CONCORD, N.H. — Olga Box told friends she wanted an adventure during her family’s February school vacation.

So the Box family decided to spend two nights in a bare-bones cabin on Mount Cardigan in western New Hampshire, where they’d have to hike to the cabin and bring everything with them, including extra wood for the fire and water to drink.

The adventure turned into a nightmare when the 43-year-old Groton woman and two of her children became lost on the trails Tuesday night.

By 10 p.m., when Box and her children, Olivia, 13, and Zachary, 11, didn’t show up at a designated spot and a search by other family members yielded nothing, the New Hampshire Fish and Game Department was notified.

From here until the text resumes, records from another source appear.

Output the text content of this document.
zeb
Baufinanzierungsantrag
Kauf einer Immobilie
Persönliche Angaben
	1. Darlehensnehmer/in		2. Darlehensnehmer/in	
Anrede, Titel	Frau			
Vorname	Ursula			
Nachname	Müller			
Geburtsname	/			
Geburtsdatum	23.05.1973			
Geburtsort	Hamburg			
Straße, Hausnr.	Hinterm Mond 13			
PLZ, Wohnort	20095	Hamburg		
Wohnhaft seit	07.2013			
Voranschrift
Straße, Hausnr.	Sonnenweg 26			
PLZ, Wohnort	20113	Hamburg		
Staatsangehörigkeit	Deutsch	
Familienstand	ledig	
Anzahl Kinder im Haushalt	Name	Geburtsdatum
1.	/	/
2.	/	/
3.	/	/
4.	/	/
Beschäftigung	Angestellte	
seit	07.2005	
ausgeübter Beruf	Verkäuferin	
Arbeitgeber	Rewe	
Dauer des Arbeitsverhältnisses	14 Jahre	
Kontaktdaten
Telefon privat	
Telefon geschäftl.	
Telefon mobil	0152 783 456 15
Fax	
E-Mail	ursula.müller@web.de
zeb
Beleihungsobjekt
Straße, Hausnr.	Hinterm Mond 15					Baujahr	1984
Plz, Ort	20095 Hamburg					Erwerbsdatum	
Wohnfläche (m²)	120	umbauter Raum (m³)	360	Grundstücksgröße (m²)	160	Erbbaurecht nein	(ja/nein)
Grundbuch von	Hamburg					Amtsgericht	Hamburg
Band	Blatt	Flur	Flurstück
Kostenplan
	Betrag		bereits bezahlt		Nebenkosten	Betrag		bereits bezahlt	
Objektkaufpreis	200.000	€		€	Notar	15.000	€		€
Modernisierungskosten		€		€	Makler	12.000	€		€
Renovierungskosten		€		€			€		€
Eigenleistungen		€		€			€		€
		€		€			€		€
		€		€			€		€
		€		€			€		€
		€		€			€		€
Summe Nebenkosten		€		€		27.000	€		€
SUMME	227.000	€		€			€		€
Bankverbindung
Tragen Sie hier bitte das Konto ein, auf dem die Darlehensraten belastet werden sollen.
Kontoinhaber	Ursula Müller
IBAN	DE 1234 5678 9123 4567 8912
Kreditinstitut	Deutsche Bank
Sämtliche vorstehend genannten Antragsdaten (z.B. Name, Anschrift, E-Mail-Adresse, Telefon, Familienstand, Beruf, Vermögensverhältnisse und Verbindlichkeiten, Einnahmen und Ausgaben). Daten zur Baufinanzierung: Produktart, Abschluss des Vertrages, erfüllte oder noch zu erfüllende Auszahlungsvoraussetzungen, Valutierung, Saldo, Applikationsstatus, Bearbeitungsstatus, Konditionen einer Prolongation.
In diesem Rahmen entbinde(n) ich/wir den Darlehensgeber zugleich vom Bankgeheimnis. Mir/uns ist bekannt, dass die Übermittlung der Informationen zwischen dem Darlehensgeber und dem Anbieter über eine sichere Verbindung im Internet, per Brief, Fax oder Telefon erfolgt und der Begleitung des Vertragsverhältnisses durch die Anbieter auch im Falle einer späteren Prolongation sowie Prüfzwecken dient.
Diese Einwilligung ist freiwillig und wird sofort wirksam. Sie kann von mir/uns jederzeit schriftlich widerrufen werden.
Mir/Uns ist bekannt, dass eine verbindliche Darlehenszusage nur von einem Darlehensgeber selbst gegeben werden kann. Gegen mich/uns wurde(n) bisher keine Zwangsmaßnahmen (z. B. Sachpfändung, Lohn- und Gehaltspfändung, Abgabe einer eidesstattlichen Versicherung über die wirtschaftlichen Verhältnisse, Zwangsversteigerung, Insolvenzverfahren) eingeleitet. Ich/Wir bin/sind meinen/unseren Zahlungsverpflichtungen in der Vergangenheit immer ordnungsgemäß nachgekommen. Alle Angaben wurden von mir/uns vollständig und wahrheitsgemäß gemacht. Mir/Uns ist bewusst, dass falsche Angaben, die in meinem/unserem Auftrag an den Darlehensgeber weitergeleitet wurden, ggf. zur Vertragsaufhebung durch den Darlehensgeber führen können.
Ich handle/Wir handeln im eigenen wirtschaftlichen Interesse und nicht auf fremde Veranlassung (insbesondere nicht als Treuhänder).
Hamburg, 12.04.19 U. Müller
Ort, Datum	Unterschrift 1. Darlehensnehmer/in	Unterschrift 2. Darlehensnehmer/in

Box and her two younger children had been hiking with her husband, Jeff, and their older son. Their plan was to hike the two miles from the Appalachian Mountain Club’s Mount Cardigan Lodge to the club’s High Cabin, where they had planned to spend the night. The cabin is about a half-mile from the summit of the 3,100-foot mountain.

Shortly after 5 p.m., the three separated from the others in their group and went ahead to reach the cabin. They took a wrong turn at an intersection and then became “disoriented and confused,” according to Fish and Game Lt. Todd Bogardus.

They eventually took shelter in an abandoned, unheated camper they found and holed up for the night as temperatures dipped to the single digits.

Fish and Game Conservation Officers, the Upper Valley Wilderness Response Team and Appalachian Mountain Club workers searched the mountain trails.

At 1:45 a.m. yesterday, with clear skies and temperatures in the teens, Conservation Officers Bradley Morse and Jeremy Hawkes located the three, safe and uninjured, in the camper alongside the Woodland Trail.

The family was about 1 1/2 miles off their planned course.

They then hiked the group back out to be reunited with the rest of their family, who had left High Cabin and returned to the trailhead at Mount Cardigan Lodge, where the family is staying until they return home. The family could not be reached for comment last night.

Although the group did have sleeping bags, maps and other winter-hiking overnight gear, “this incident should remind hikers of the importance of following the hike-safe principle: When hiking as a group, stay as a group,” Bogardus said. “Had they done so, this incident could have been avoided.”

Scott Carpenter, of the Upper Valley Wilderness Response Team, said four members of his team were involved in the search. He said the family had left a backpack and a pair of snowshoes to mark the trail entrance for rescuers to see.

Although the family did many things correctly, they made a critical mistake in not staying together.

“It was a biggie,” Carpenter said.

Jan Hurst, owner of the Clover Farms Market in Groton, employs Olga Box and considers her a friend. Hurst said the family is athletic, and love to hike and cross-country ski.

She described Box as someone who is “very calm and level-headed. … If I was going to be lost with anybody, I’d want it to be her.”

Hurst said she is anxious for Box, who she describes as an exceptional baker, to return to work on Monday to talk about her adventure over homemade cookies.

Said Carpenter: “There are lots of searches that don’t have happy endings. This was one of the better ones.”